I am doing indexing with Druid (version 0.8.0) using the “index_hadoop” method and the resulting segments are not showing up anywhere that I can query, and what it looks like is happening is the output directory in HDFS that it is saving the segment to is duplicated.


Input index config:


“type” : “index_hadoop”,

“spec” : {

“dataSchema” : {

“dataSource” : “example1datasrc”,

“parser” : {

“type” : “string”,

“parseSpec” : {

“format” : “json”,

“timestampSpec” : {

“column” : “timestamp”,

“format” : “auto”


“dimensionsSpec” : {

“dimensions”: [“dim1”,“dim2”,“dim3”],

“dimensionExclusions” : ,

“spatialDimensions” :




“metricsSpec” : [{“name”:“count”,“type”:“count”},{“fieldName”:“cid”,“name”:“cid”,“type”:“hyperUnique”}],

“granularitySpec” : {

“type” : “uniform”,

“segmentGranularity” : “DAY”,

“queryGranularity” : “HOUR”,

“intervals” : [ “2015-12-20/2015-12-21” ]



“ioConfig” : {

“type” : “hadoop”,

“inputSpec” : {

“type” : “static”,

“paths” : “/tmp/example1datasrc-2015-12-20_473152148”





This gets submitted to an overlord node. However in the log when we get here:

2016-02-03T01:36:44,619 INFO [LocalJobRunner Map Task Executor #0] io.druid.indexer.HadoopDruidIndexerConfig - Running with config:

It has this field:

      "segmentOutputPath" : "hdfs://localhost:9000/user/druid/storage/example1datasrc"

And then the resulting place this ends up in HDFS is:


And is then not queryable (and does not show up in the coordinator web console). Data directly in /user/druid/storage/example1datasrc/ is queryable, as you would expect.
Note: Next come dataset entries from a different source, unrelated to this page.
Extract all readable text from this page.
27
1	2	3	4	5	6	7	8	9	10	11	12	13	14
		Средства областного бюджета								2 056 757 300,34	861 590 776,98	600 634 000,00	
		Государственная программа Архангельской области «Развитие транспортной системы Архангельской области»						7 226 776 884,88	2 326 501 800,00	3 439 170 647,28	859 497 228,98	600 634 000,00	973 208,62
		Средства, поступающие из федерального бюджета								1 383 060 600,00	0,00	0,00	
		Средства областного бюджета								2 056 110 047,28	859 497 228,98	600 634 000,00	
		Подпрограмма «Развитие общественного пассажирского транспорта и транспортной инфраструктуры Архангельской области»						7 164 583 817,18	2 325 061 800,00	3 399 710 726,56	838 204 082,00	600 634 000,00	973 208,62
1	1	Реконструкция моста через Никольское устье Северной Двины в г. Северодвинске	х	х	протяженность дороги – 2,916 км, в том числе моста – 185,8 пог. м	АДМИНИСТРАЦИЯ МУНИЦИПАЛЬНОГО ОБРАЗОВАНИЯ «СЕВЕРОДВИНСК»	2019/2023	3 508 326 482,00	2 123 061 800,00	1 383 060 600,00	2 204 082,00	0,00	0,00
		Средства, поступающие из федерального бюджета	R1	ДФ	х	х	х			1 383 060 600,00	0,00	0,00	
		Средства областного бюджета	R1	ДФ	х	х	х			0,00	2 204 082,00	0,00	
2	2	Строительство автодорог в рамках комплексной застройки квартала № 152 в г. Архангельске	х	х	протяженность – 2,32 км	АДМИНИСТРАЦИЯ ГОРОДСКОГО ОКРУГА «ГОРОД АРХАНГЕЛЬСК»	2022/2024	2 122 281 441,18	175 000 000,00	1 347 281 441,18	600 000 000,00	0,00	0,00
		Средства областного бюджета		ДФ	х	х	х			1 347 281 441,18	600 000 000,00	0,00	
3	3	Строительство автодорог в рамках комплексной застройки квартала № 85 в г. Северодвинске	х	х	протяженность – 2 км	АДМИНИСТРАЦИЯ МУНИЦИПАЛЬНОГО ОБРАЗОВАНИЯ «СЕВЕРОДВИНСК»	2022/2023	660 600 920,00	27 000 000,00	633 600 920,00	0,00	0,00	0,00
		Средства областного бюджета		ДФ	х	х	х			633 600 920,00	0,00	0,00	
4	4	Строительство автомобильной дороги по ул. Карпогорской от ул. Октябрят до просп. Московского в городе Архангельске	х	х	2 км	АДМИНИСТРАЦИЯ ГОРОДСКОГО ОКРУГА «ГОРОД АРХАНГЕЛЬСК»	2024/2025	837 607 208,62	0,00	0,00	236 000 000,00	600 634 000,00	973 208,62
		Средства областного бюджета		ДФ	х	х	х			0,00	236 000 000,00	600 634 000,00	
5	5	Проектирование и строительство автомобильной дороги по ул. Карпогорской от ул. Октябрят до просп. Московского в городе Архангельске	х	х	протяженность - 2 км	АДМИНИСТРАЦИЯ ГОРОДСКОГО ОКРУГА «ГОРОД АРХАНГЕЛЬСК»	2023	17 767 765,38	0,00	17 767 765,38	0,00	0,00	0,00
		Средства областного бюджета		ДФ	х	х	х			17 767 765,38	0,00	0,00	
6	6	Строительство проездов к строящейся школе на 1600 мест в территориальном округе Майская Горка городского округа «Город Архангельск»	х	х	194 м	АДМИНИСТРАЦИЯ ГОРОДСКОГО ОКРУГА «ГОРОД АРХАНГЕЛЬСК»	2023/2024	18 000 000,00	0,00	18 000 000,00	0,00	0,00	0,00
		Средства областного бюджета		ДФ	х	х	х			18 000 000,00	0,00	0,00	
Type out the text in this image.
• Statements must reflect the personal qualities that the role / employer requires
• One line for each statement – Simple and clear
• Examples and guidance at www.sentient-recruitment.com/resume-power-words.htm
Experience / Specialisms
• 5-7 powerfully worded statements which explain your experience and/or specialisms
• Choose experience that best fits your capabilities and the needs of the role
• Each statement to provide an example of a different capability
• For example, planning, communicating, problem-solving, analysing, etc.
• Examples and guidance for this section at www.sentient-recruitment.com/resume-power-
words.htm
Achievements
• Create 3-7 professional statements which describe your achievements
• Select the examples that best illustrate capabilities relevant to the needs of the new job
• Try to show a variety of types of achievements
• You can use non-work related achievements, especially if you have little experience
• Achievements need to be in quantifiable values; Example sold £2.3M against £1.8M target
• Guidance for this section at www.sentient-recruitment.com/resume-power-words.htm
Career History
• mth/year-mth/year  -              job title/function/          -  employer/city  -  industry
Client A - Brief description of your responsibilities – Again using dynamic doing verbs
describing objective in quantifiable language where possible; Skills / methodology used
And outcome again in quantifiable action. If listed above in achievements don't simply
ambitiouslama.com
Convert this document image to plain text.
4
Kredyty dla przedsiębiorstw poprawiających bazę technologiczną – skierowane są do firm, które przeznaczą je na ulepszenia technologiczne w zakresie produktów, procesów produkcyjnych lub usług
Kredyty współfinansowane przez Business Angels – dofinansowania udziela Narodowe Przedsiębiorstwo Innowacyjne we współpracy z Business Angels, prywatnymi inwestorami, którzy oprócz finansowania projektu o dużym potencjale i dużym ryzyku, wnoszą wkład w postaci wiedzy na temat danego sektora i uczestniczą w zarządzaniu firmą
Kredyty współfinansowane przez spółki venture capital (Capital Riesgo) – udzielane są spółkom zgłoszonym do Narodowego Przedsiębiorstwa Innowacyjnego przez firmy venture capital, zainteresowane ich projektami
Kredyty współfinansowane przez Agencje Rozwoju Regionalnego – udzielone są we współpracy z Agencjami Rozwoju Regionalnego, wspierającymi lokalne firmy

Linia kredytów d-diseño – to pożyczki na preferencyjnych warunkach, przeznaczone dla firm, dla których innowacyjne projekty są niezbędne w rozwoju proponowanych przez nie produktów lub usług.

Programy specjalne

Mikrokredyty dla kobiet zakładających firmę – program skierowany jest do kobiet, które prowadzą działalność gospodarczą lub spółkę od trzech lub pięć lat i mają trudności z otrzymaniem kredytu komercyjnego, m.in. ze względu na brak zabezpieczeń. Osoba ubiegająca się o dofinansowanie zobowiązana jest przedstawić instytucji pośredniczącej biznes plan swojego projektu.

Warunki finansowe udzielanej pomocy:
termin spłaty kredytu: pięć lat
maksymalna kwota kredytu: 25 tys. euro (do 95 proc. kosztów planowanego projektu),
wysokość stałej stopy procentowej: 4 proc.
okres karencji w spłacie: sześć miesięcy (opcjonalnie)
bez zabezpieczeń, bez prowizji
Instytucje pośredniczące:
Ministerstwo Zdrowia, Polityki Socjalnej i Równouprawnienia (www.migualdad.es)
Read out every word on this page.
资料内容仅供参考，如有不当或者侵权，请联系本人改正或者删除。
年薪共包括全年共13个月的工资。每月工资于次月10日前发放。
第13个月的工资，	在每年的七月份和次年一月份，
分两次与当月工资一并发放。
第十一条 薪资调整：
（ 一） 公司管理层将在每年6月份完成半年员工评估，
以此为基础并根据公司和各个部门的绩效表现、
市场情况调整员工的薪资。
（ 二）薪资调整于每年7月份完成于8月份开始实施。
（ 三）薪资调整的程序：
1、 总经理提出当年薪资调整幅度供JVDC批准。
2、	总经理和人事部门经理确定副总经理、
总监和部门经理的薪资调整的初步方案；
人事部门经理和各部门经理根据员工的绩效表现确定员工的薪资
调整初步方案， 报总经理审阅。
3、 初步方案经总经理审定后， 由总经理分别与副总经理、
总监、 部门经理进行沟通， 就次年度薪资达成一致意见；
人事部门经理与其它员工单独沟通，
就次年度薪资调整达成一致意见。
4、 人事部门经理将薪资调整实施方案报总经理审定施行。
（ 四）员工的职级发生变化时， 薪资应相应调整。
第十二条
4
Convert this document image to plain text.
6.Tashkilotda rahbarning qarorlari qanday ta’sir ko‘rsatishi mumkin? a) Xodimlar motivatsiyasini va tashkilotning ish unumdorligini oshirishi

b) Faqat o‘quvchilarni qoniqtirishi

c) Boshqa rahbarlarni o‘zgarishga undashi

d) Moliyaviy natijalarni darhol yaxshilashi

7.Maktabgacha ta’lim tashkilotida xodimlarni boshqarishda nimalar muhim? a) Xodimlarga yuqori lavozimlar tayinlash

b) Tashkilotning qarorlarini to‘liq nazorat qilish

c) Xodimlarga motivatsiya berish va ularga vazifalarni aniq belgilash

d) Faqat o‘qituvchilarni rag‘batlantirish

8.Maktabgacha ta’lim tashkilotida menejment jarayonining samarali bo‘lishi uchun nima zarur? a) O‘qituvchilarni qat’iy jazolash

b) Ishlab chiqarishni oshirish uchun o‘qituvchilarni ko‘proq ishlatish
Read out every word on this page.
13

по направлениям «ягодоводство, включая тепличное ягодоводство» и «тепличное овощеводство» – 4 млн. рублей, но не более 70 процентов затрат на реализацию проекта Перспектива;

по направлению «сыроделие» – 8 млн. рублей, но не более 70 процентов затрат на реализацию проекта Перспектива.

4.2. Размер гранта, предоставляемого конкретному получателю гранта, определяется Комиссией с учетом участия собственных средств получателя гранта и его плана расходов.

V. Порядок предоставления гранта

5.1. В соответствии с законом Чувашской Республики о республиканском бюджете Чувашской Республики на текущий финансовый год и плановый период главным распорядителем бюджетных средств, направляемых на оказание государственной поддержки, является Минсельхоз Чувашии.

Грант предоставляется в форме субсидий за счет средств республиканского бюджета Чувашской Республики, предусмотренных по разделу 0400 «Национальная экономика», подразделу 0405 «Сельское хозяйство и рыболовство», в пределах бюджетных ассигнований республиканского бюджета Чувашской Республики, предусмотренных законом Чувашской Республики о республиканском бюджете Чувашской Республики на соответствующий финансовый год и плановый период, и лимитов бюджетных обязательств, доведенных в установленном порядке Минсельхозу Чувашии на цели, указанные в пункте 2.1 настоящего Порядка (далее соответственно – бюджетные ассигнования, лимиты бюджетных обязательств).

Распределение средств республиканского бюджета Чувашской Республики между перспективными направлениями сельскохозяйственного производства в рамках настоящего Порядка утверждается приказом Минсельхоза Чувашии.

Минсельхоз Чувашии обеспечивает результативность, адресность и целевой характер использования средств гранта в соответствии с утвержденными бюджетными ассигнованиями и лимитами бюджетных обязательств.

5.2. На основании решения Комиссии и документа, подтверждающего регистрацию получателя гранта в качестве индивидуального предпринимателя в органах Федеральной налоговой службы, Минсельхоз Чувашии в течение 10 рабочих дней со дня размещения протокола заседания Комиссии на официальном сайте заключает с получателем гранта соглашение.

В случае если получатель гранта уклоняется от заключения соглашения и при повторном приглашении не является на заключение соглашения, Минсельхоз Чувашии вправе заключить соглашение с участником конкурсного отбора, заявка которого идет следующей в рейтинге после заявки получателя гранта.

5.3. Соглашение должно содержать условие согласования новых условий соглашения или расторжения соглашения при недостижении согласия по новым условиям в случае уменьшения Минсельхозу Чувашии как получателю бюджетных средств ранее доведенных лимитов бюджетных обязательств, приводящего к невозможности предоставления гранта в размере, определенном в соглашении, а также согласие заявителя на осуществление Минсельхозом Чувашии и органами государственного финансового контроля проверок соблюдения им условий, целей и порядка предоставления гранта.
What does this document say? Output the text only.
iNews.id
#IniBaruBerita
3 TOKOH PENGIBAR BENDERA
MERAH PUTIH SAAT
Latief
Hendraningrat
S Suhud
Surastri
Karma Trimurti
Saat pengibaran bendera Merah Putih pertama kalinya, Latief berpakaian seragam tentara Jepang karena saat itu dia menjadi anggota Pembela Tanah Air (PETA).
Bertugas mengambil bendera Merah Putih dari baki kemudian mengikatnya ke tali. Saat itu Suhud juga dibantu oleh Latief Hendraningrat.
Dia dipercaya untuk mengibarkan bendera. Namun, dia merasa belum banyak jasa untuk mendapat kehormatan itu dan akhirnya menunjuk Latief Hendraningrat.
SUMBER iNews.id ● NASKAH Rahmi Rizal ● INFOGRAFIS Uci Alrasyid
Any ideas on what could be causing this?

fwiw - I still didn’t figure out what this duplication was all about - but it turns out my basic problem was that my historical node (have only one in dev setup) had a max of 10G and so the hand-off of segments after the indexing to the historical node was failing. Increasing druid.server.maxSize in the historical config and restarting everything solved the funky issues I was running into.

Best, Brad

Hmmm, I recall we fixed that issue awhile ago. Can you update to 0.8.3 and see if you have the same problem?


dataSource appearing twice on hdfs should be fixed in druid-0.8.3 .

– Himanshu

Thanks for the replis, Himanshu and Fangjin -

I can confirm that - upgraded to 0.8.3 and the issue went away.

Best, Brad